Dimension Data has announced a series of cloud services for both public and private clouds that are intended to make it easier for organizations to adopt cloud computing more quickly. The services perform functions associated with planning, design, deployment and management of private, public and hybrid clouds. The new offerings include the Dimension Data Managed Cloud Platform, which helps deliver the cloud services, and Dimension Data CloudControl, a cloud management system that automates provisioning, orchestration, administration and billing. Services include advisory and consulting services on cloud enablement, integration services across IT systems and clouds, managed hosting, managed services, and value-added services such as disaster recovery.

Last June Dimension Data bought enterprise cloud and managed hosting provider OpSource to become a part of the company's new Cloud Solutions business unit.
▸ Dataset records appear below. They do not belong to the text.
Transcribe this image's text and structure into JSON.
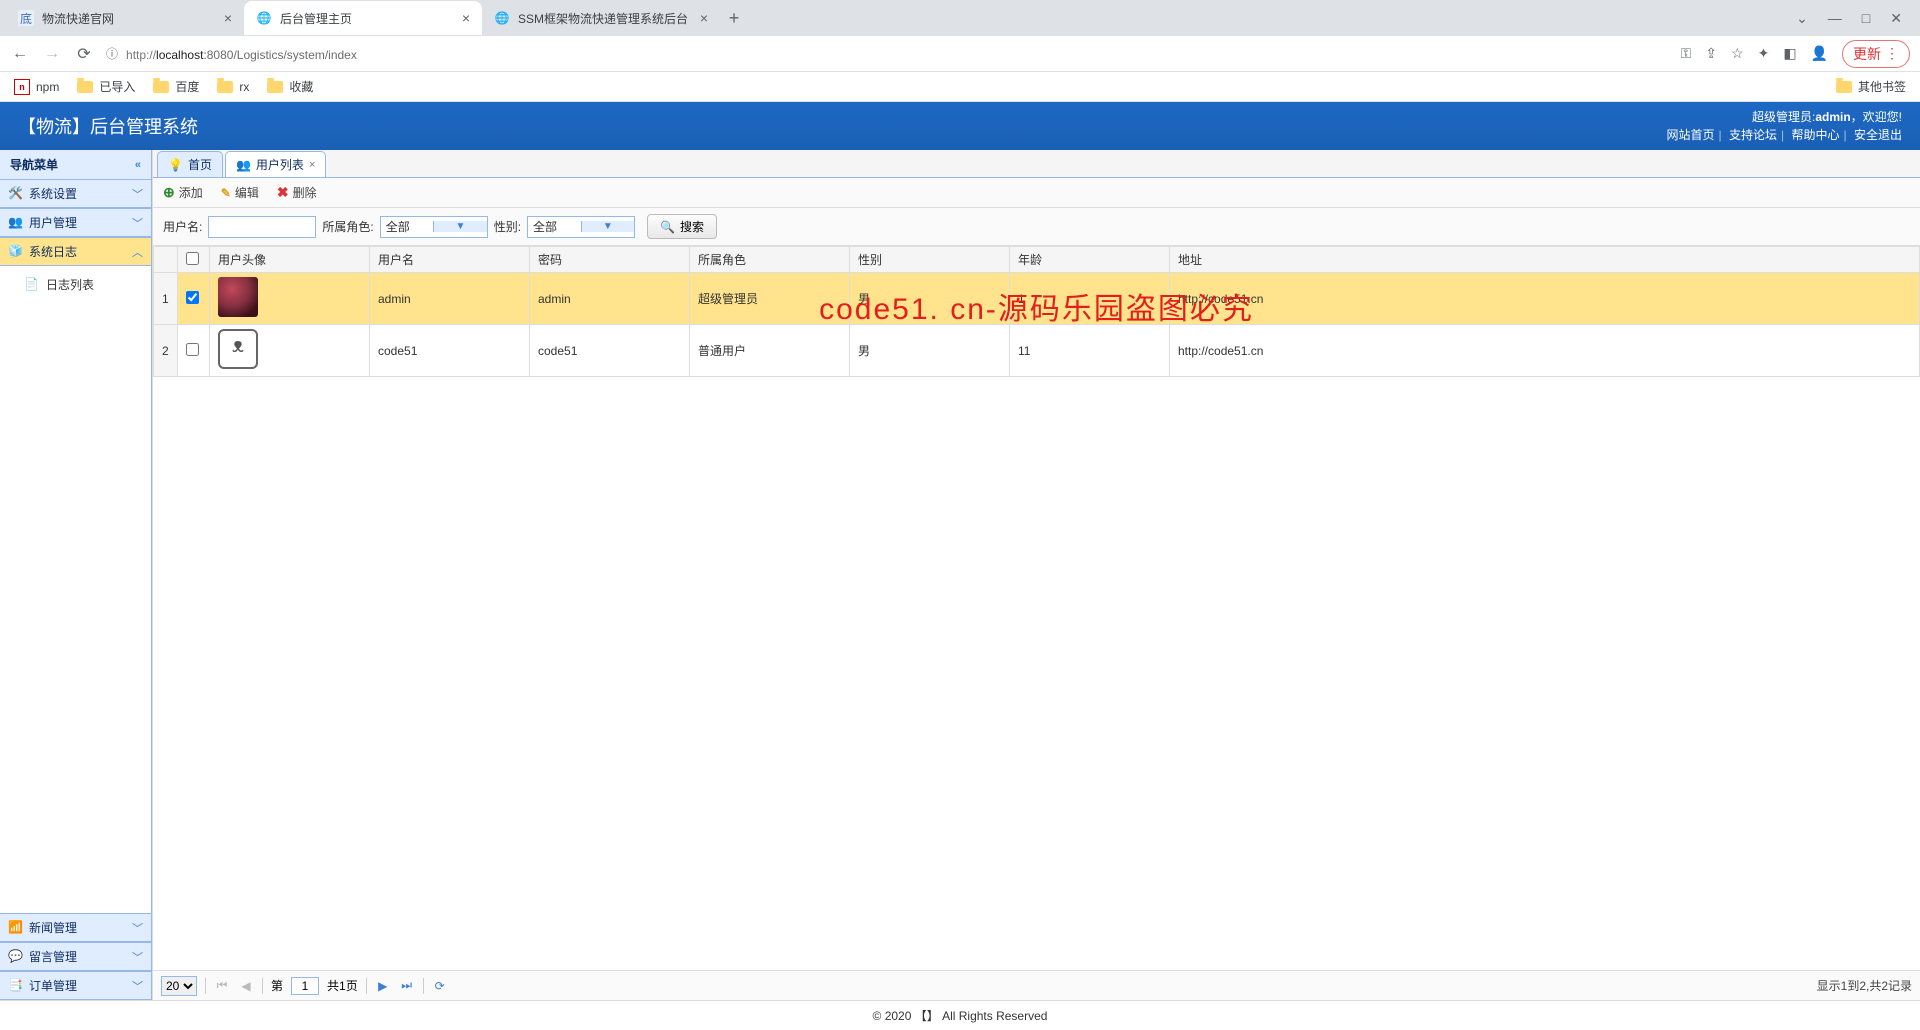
{
  "browser": {
    "tabs": [
      {
        "title": "物流快递官网"
      },
      {
        "title": "后台管理主页"
      },
      {
        "title": "SSM框架物流快递管理系统后台"
      }
    ],
    "active_tab_index": 1,
    "url_host": "localhost",
    "url_port": ":8080",
    "url_path": "/Logistics/system/index",
    "url_prefix": "http://",
    "info_icon_label": "ⓘ",
    "update_label": "更新",
    "bookmarks": [
      {
        "label": "npm",
        "type": "npm"
      },
      {
        "label": "已导入",
        "type": "folder"
      },
      {
        "label": "百度",
        "type": "folder"
      },
      {
        "label": "rx",
        "type": "folder"
      },
      {
        "label": "收藏",
        "type": "folder"
      }
    ],
    "other_bookmarks_label": "其他书签"
  },
  "header": {
    "title": "【物流】后台管理系统",
    "welcome_prefix": "超级管理员:",
    "welcome_user": "admin",
    "welcome_suffix": "，欢迎您!",
    "links": [
      "网站首页",
      "支持论坛",
      "帮助中心",
      "安全退出"
    ]
  },
  "sidebar": {
    "nav_title": "导航菜单",
    "panels": [
      {
        "label": "系统设置",
        "expanded": false
      },
      {
        "label": "用户管理",
        "expanded": false
      },
      {
        "label": "系统日志",
        "expanded": true,
        "selected": true,
        "items": [
          {
            "label": "日志列表"
          }
        ]
      },
      {
        "label": "新闻管理",
        "expanded": false
      },
      {
        "label": "留言管理",
        "expanded": false
      },
      {
        "label": "订单管理",
        "expanded": false
      }
    ]
  },
  "content": {
    "tabs": [
      {
        "label": "首页",
        "closable": false
      },
      {
        "label": "用户列表",
        "closable": true,
        "active": true
      }
    ],
    "toolbar": {
      "add": "添加",
      "edit": "编辑",
      "delete": "删除"
    },
    "filters": {
      "username_label": "用户名:",
      "username_value": "",
      "role_label": "所属角色:",
      "role_value": "全部",
      "gender_label": "性别:",
      "gender_value": "全部",
      "search_label": "搜索"
    },
    "columns": [
      "用户头像",
      "用户名",
      "密码",
      "所属角色",
      "性别",
      "年龄",
      "地址"
    ],
    "rows": [
      {
        "idx": "1",
        "checked": true,
        "avatar": "av1",
        "username": "admin",
        "password": "admin",
        "role": "超级管理员",
        "gender": "男",
        "age": "1",
        "address": "http://code51.cn"
      },
      {
        "idx": "2",
        "checked": false,
        "avatar": "av2",
        "username": "code51",
        "password": "code51",
        "role": "普通用户",
        "gender": "男",
        "age": "11",
        "address": "http://code51.cn"
      }
    ],
    "watermark": "code51. cn-源码乐园盗图必究",
    "pager": {
      "page_size": "20",
      "page_label_prefix": "第",
      "page_value": "1",
      "page_label_suffix": "共1页",
      "info": "显示1到2,共2记录"
    }
  },
  "footer": "© 2020 【】 All Rights Reserved"
}
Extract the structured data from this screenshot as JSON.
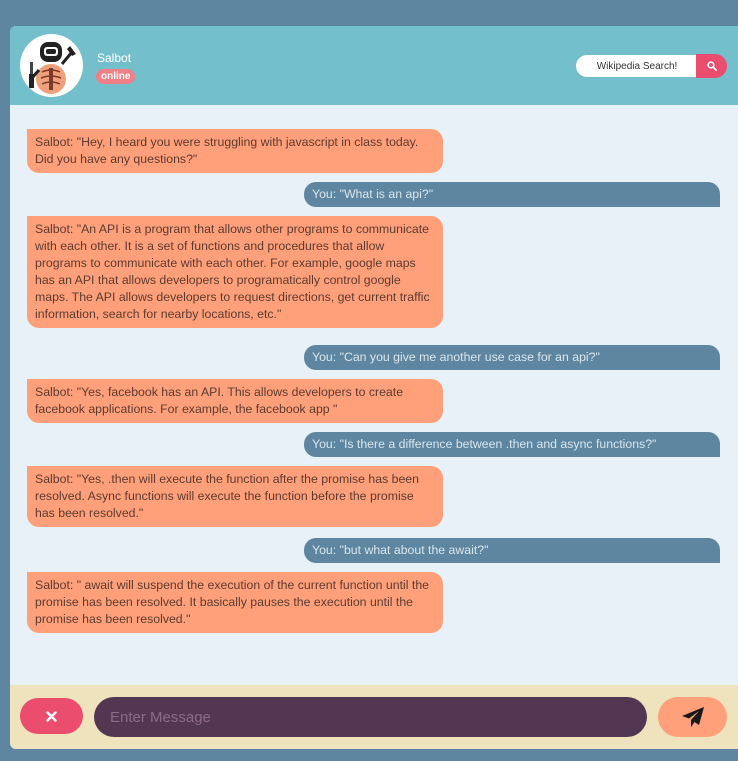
{
  "header": {
    "bot_name": "Salbot",
    "status": "online",
    "search_placeholder": "Wikipedia Search!",
    "avatar_icon": "robot-chef-avatar",
    "search_icon": "search-icon"
  },
  "messages": [
    {
      "sender": "bot",
      "text": "Salbot: \"Hey, I heard you were struggling with javascript in class today. Did you have any questions?\""
    },
    {
      "sender": "user",
      "text": "You: \"What is an api?\""
    },
    {
      "sender": "bot",
      "text": "Salbot: \"An API is a program that allows other programs to communicate with each other. It is a set of functions and procedures that allow programs to communicate with each other. For example, google maps has an API that allows developers to programatically control google maps. The API allows developers to request directions, get current traffic information, search for nearby locations, etc.\""
    },
    {
      "sender": "user",
      "text": "You: \"Can you give me another use case for an api?\""
    },
    {
      "sender": "bot",
      "text": "Salbot: \"Yes, facebook has an API. This allows developers to create facebook applications. For example, the facebook app \""
    },
    {
      "sender": "user",
      "text": "You: \"Is there a difference between .then and async functions?\""
    },
    {
      "sender": "bot",
      "text": "Salbot: \"Yes, .then will execute the function after the promise has been resolved. Async functions will execute the function before the promise has been resolved.\""
    },
    {
      "sender": "user",
      "text": "You: \"but what about the await?\""
    },
    {
      "sender": "bot",
      "text": "Salbot: \" await will suspend the execution of the current function until the promise has been resolved. It basically pauses the execution until the promise has been resolved.\""
    }
  ],
  "footer": {
    "input_placeholder": "Enter Message",
    "input_value": "",
    "clear_icon": "close-icon",
    "send_icon": "paper-plane-icon"
  },
  "colors": {
    "page_background": "#5e86a0",
    "header": "#74bfcc",
    "chat_background": "#e8f1f8",
    "bot_bubble": "#ffa07a",
    "user_bubble": "#5e86a0",
    "footer": "#efe3bd",
    "accent_pink": "#ea4d6e",
    "input_background": "#533652"
  }
}
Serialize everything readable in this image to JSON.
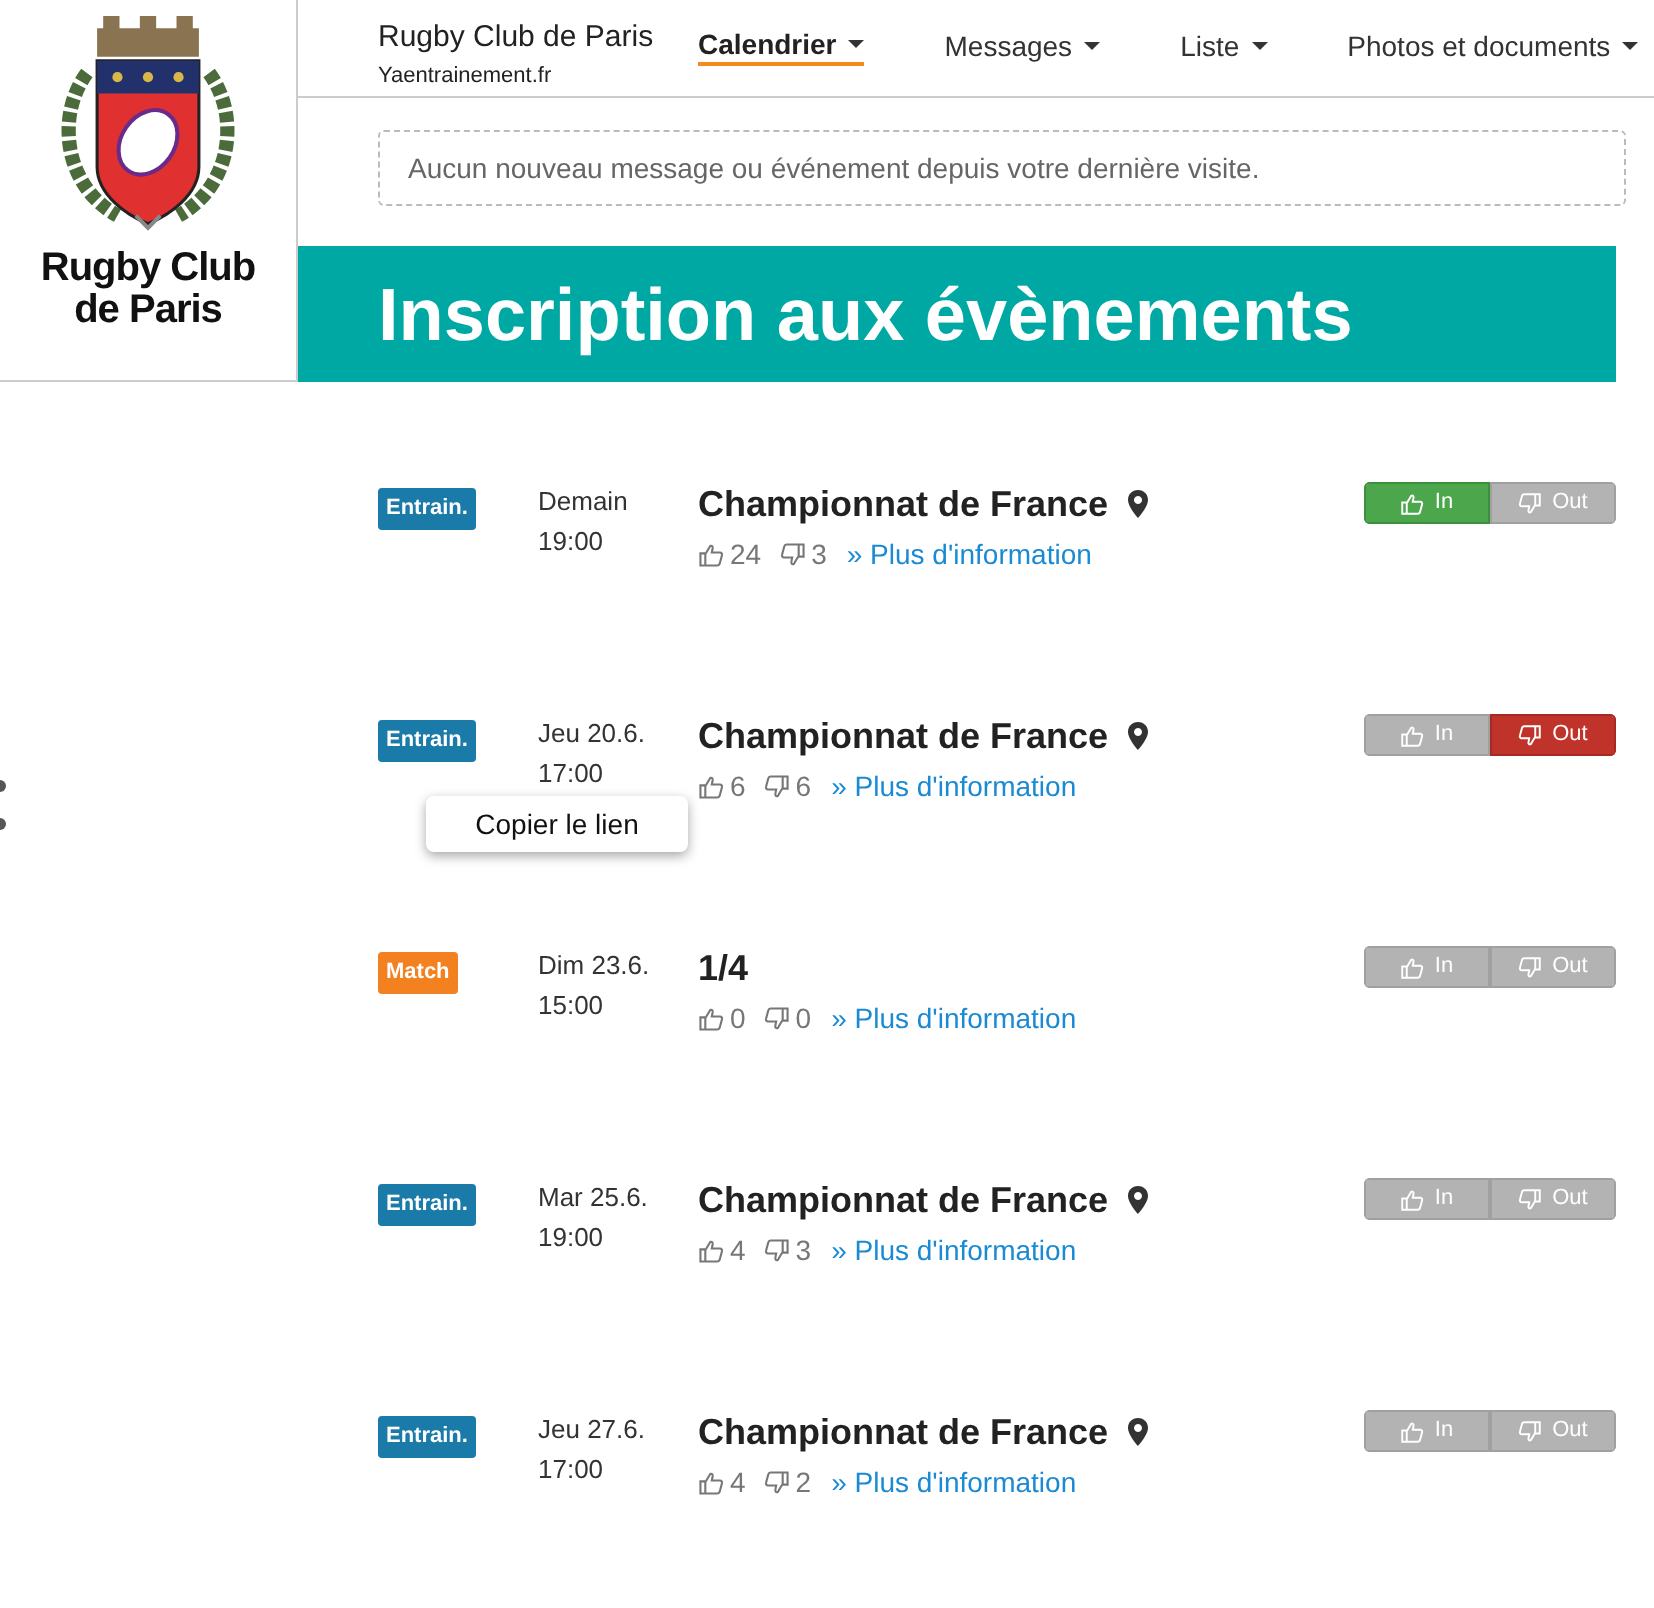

The acquisition provided the South African-based services and solutions supplier with more than 600 customers employing its cloud automation technology and services.

"This is a positive move," says Jeffrey Kaplan, managing director for THINKstrategies, a Wellesley, Mass., consultancy. "Dimension Data has not only figured out how to align its traditional technology reseller and systems integration services with its new layer of cloud services, but is determined to deliver them in a tightly coupled fashion to meet the evolving needs of its customers worldwide."

The purpose of the services is to take care of some of the complexities involved with companies migrating to the cloud, says Dimension Data. By using cloud computing services, companies can take advantage of features such as the ability to pay for computing services as an operational expense rather than as a capital expense, it says. In addition to the other services the company offers, it can provide computing-as-a-service (CaaS) as a public cloud, private cloud, private cloud hosted in one of its data centers or provider CaaS that is intended to allow service providers to offer a branded cloud service that can be deployed either in a Dimension Data or client data center.

The company believes it can compete with the other vendors already in the cloud computing marketplace by using such factors as a single delivery platform for both public and private clouds, as well as having a single user interface that lets users manage their services across both public and private clouds at the same time. It's private cloud services provide the same level of automation that its public cloud services have, says Dimension Data. In general, because the organization is a large global systems integrator, it has the real cloud technology, cloud management system, operational capability and now global reach for its cloud services, so that it is positioned well against many of its competitors in the cloud marketplace that simply don't have that, it says.

According to the recent InformationWeek Report State of Cloud Computing Survey, new users of platform as a service, software as a service and the cloud computing services provided by virtualization vendors all show continued high or increasing percentages. Among existing cloud users in the survey, 57% already use SaaS, 56% use virtualization tech providers, 42% use platforms and 27% use infrastructure.

The service is available now in either public or private cloud-as-a-service models, each of which has several pricing levels--pay as you go monthly plans or burst options for public CaaS, and small, medium or custom for private CaaS. Public CaaS prices vary but are typically in the realm of 4 cents%ral processing unit/hour, or 2 cents per random access memory/hour. For the private cloud, pricing could range anywhere from $20,000 per month to several hundred thousand dollars per month, Dimension Data says.